Companies are cancelling planned investments because they are terrified of what the future holds under this government.

They have seen seven wasted years pass without the investment or industrial strategy that they need from the government, and they are now fearful of the government’s plans for Brexit. Productivity growth — the engine of prosperity — has stagnated, and we now lag far behind similar economies.

On top of this, the crisis in our public services is reaching unprecedented levels.

According to the King’s Fund, social care needs £2bn now just to cope with the emergency. The money the Chancellor announced amounts to less than a third of what is needed.

Ahead of the Autumn Statement last November, Labour and others were warning that the NHS was in crisis.

It was in crisis before the winter, but the Chancellor could not find a single penny for the NHS in the Autumn Statement.

The Royal College of Nursing now says that the NHS is in its worst crisis ever. I find it astonishing that there was a complete failure on the part of the Chancellor in the Budget to recognise the scale of the crisis that our hospitals and doctors face.

Let’s remember — it is a crisis that the government created itself.
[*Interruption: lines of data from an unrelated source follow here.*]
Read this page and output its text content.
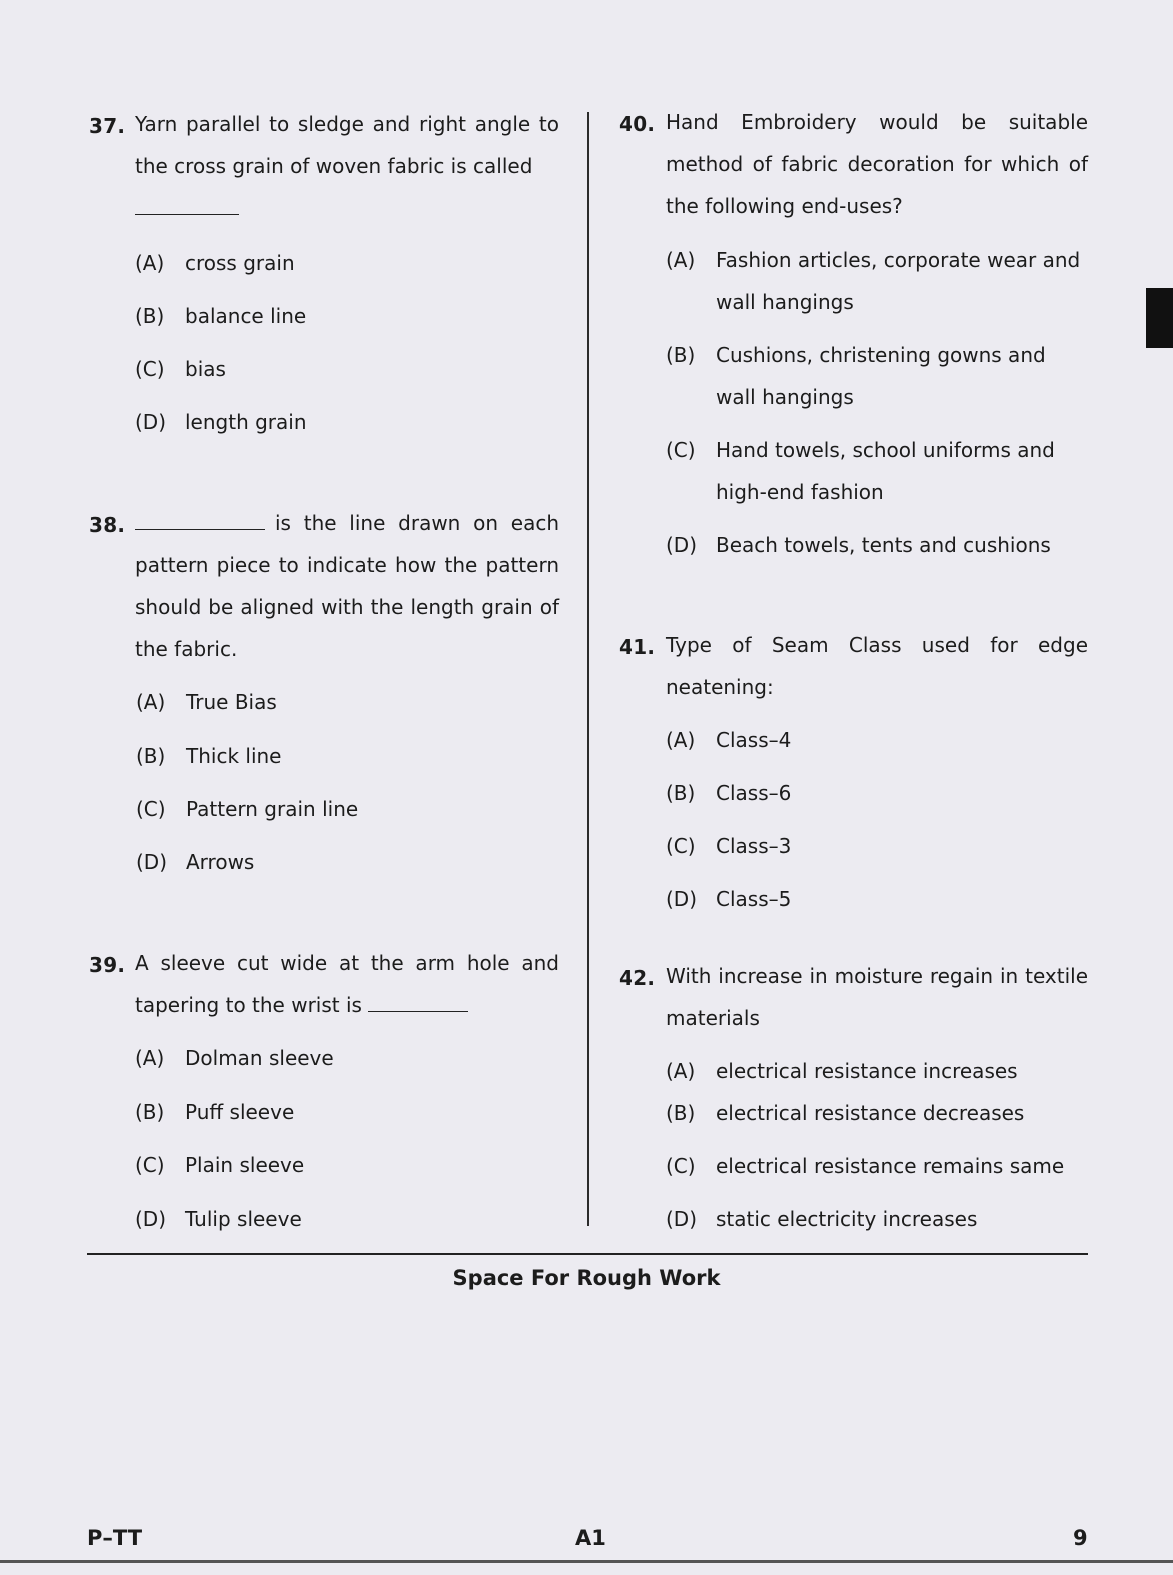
37. Yarn parallel to sledge and right angle to the cross grain of woven fabric is called

(A) cross grain
(B) balance line
(C) bias
(D) length grain
38.	is the line drawn on each pattern piece to indicate how the pattern should be aligned with the length grain of the fabric.
(A) True Bias
(B) Thick line
(C) Pattern grain line
(D) Arrows
39. A sleeve cut wide at the arm hole and tapering to the wrist is
(A) Dolman sleeve
(B) Puff sleeve
(C) Plain sleeve
(D) Tulip sleeve
40. Hand Embroidery would be suitable method of fabric decoration for which of the following end-uses?
(A) Fashion articles, corporate wear and wall hangings
(B) Cushions, christening gowns and wall hangings
(C) Hand towels, school uniforms and high-end fashion
(D) Beach towels, tents and cushions
41. Type of Seam Class used for edge neatening:
(A) Class–4
(B) Class–6
(C) Class–3
(D) Class–5
42. With increase in moisture regain in textile materials
(A) electrical resistance increases
(B) electrical resistance decreases
(C) electrical resistance remains same
(D) static electricity increases
Space For Rough Work
P–TT	A1	9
The Chancellor is however providing £1bn for the vanity project of free schools. That is more money for the ludicrous throwback of grammar schools.

Thousands of Whitehall hours have been wasted on schemes for a tiny handful of privileged children, leaving the rest to fail.

The Chancellor dared to talk about the difficult decisions he has had to make. But it is not he who is making the difficult decisions — he is passing the buck on to others for his cuts.?

The Chancellor lives in a world in which he is completely insulated from the consequences of his decisions. He can sit in No 11 Downing Street and delete lines from his spreadsheet without a thought for the consequences. For him, it is all in a day’s work, and it is the rest of our society who must deal with the results.

We have had seven long years of austerity from this Conservative government, and the spending cuts have dragged our economy and society to the brink.

We need a government that will introduce a fair taxation system, who will use public resources for long-term, patient investment in our economy, that will tackle tax evasion and avoidance at the same time, and that will grow our economy but, as we build a prosperous economy, will ensure that that prosperity is shared by all rather than being given away in tax cuts for the rich and the corporations.

Last week’s Budget was not just complacent; it was arrogant, and it was cruel. Labour will oppose this Budget and continue to fight for a fairer society.

We will fight to win the funding our NHS and social care services needed, and we’ll oppose the Tories’ vanity project grammar schools plans. But more than this, we are fighting for a Labour government that will transform our economy for the benefit of working people.

John McDonnell is shadow chancellor of the exchequer.